I ended up skimming part of it. Doesn't quite get to what I meant, in terms of a clear explanation.
Chemical reaction rates depend in part upon the structure of the reagents (as well, potentially that of a catalyst).
RF can stimulate, without breaking, the intra-molecular chemical bonds. This in turn can produce alterations in the geometry of the molecule. This can, for example, make the site of a potential bonding (a chemical reaction) more accessible, physically and/or in terms of the field strengths of electromagnetic fields of the bonding point bond and also adjacent bonds capable of influencing the rate of reaction.
I found this harder to (quickly) google up than I expected. I guess my chemistry professors were a bit "ahead of the curve"; the department did have the reputation of being one of the top in the country for its size and the type of institution in which it resided.
Another example of this: Discussing nascent concerns in the biochemical and biology fields that rather than saturated fats, manufactured, partially-hydrogenated fats were starting to look like the real culprits in pathologies such as coronary artery disease. This was in 1985.
About 20 years later, I started reading articles in the popular press about these "bad fats".
Anyway, its been too long for me to remember a specific chemical reaction as an example, but the mechanism and explanation of same seemed pretty clear and evident, way back then.
Not "heat" pushing the whole molecule around. Radiation causing e.g. compressional and flexing vibration in the intra-molecular chemical bonds. Sometimes rotation? Transition between configurations for molecules capable of having more than one; corresponding influence on the time spent in each configuration, as the molecule transitioned between them.
P.S. I'm outside academia, and so I face the ubiquitous "paywall" with respect to most journal content and the like.

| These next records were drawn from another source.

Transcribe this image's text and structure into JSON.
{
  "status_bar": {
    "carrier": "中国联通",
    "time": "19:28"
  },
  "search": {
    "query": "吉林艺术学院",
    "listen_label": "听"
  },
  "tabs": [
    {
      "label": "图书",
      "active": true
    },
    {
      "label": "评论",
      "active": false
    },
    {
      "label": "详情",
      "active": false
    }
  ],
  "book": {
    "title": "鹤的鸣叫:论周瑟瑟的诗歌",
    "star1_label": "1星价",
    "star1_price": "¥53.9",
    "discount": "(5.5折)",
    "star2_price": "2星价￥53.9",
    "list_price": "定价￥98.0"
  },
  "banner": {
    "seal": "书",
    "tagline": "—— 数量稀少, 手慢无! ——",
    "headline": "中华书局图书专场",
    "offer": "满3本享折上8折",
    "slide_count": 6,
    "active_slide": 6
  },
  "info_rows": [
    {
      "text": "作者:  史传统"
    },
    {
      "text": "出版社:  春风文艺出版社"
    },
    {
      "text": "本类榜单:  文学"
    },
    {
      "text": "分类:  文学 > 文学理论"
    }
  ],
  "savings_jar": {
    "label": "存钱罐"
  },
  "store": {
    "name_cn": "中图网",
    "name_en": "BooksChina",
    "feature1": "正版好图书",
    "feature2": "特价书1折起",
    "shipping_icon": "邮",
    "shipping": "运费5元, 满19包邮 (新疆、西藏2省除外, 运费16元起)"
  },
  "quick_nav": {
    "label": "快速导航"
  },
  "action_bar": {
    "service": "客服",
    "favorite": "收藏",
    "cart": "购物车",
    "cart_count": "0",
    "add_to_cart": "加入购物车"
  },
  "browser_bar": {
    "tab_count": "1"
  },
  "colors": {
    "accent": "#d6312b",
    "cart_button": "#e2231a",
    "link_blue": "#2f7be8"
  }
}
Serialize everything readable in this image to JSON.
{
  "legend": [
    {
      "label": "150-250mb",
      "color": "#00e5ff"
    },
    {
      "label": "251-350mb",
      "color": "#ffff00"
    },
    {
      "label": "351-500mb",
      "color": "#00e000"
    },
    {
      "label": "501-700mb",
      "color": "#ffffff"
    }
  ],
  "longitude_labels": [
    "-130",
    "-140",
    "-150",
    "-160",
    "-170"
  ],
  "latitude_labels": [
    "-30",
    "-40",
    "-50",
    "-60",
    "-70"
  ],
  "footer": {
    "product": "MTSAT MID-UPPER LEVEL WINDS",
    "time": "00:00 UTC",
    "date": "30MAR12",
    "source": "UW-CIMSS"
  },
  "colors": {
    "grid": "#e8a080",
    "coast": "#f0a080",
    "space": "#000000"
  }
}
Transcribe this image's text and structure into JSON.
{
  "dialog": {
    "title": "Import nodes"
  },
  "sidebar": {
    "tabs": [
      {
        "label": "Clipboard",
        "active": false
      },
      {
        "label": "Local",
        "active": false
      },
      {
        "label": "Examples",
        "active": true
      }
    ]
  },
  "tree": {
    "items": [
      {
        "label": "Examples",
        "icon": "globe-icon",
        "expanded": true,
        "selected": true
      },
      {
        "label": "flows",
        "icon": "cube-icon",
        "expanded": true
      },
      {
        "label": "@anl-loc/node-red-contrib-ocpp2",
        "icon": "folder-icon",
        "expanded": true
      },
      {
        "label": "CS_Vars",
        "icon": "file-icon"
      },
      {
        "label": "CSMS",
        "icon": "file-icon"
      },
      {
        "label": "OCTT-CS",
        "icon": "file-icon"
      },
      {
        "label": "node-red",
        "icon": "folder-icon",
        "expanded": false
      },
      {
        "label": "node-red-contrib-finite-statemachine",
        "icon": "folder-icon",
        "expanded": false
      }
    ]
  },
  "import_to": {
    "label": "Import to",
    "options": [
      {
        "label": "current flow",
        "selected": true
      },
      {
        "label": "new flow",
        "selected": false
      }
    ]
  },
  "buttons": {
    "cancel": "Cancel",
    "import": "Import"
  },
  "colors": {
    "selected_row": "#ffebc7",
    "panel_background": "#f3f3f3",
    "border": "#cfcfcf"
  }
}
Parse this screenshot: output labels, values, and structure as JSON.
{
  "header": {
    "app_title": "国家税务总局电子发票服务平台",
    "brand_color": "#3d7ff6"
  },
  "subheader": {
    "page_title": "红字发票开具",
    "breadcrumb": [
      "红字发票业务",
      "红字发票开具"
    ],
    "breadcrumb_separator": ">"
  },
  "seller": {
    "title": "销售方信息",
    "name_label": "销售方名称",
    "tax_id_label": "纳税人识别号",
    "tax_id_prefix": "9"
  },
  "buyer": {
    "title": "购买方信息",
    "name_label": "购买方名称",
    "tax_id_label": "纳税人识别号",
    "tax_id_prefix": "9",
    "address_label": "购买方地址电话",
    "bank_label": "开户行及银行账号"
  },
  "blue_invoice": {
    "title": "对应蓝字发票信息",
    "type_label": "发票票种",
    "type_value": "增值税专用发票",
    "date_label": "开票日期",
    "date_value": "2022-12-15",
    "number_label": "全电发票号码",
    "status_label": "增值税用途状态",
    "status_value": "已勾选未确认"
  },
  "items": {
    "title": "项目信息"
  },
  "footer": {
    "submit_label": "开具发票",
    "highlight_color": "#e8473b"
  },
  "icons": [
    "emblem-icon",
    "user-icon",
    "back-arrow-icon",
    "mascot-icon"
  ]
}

And I'm NO expert in any of this. But the people who were telling me this, were, to the extent I accurately remember and represent what they said.
That linked research is discussing the effects of high energy (between 0 and 1000W, with written analyses of the 150W and 300W conditions) 2.45GHz radiation on the catalyzing properties of specific chemical reactions (CuO-Cu-ZSM-5, BaMnO3, and BaFeO3 catalysts with NO). I certainly was presuming that your vague memories from a standard class you took decades ago were about the common, statistical changes in molecular geometry as a function of heat, and it is possible that your class was discussing the bleeding edge of chemical synthesis at the time ("Since the use of MWs for synthesis reactions first appeared in 1986"). Regardless, the obvious test would be to measure the specific chemical effects on DNA under specific low energy microwave frequencies.
But I've read a lot of comments, over the years, to the effect that non-ionizing radiation simply can't be a factor, because it doesn't remove electrons and break chemical bonds.
And my own, very limited but -- for me, at least, elucidating -- educational experience has been that that is not the case. Non-ionizing radiation can affect chemical reactions.
So, if cell phone radiation is not risk factor in cancer, the argument needs to go further than, "It's non-ionizing."
Your mention of the energy level / quantity of the non-ionizing radiation involved in the link I managed to find, I find to be a pertinent difference.
Anyway, sorry for any annoyance.
P.S. I upvoted your response, by the way. I appreciate it, and I didn't mean to come across as confrontational, if I did.
While I am highly skeptical of RF radiation as a significant cause of cancer, I sympathize with your attitude.
Quite disingenious is the ionizing vs non-ionizing radiation dichotomy. I guess this is historically rooted in the cancerous effects of gammma photons.
Consider the following dilemma: is visible red light ionizing radiation?
If not: how can the non-ionizing red light trigger chemical reactions? or are the cones that sense red light strictly thermal sensors (i.e. bolometers)?
If yes: perhaps we should ban all visible light :)
I prefer this example because
* it is not a hypothetical radiation influence, i.e. most of us can see a red strawberry, in a sense this is a benign photo-chemical reaction, even though red light is typically not classified as 'ionizing', nobody denies cones can sense red light.
* beccause it illustrates that 'ionizing-ness' is not only dependent upon the characteristics of the radiation, but also on the characteristics of the subjected reagents/cellular structures/... which would be a monumental task to verify the harmlessness for all used radio frequencies and all subject reagents/cellullar structures/...
That said, we have bigger problems with other carcinogenous things/behaviours/... so I think the antenna scares are relatively unfounded, although we should keep an open mind for when a more serious effect is ever reported, after all we are using parts of the spectrum that I suspect were virtually completely absent as potential evolution pressures in the past.